The new HRW report is the latest evidence of Israeli torture of Palestinian medical workers, more than 500 of whom have been killed by Israeli bombs and bullets since October, according to United Nations agencies. There have been numerous reports of Israeli forces deliberately targeting medical workers.
Healthcare professionals living and working—often without pay for months—under such conditions are experiencing severe trauma.
"Several staff members told us they were simply waiting to die, and that they hoped Israel would get it over with sooner rather than later," a pair of U.S. surgeons who volunteered at Gaza European Hospital wrote earlier this month for Politico.

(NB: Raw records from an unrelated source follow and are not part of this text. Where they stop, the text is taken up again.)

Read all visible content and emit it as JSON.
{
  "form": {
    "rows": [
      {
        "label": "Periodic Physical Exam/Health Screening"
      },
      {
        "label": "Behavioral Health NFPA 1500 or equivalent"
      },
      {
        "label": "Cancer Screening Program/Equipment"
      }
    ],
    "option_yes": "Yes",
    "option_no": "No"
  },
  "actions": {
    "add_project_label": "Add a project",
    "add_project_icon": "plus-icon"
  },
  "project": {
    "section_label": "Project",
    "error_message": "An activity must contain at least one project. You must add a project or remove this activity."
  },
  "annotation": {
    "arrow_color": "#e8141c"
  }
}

Israel is currently on trial for genocide at the International Court of Justice in The Hague, Netherlands. Israeli forces have killed more than 40,400 Palestinians—mostly women and children—in Gaza since October, while wounding at least 93,500 others. At least 10,000 more Gazans are missing and believed dead and buried beneath the rubble of hundreds of thousands of buildings in the obliterated strip.
Most of Gaza's 2.3 million people have been forcibly displaced by Israel's bombardment and invasion. Israel's "
complete siege" of Gaza has pushed hundreds of thousands of Palestinians over the brink of starvation; dozens of children have died due to malnutrition, dehydration, and lack of adequate medical care. Preventable diseases including measles, hepatitis, and polio are spreading, threatening not only Gazans but people in nearby countries including Israel and Egypt.
Meanwhile at the ICC—which is also located in The Hague—Prosecutor Karim Khan is
pushing the tribunal to issue arrest warrants for Israeli Prime Minister Benjamin Netanyahu, Israeli Defense Minister Yoav Gallant, and three Hamas leaders, at least one of whom, former political chief Ismail Haniyeh, has been assassinated by Israel.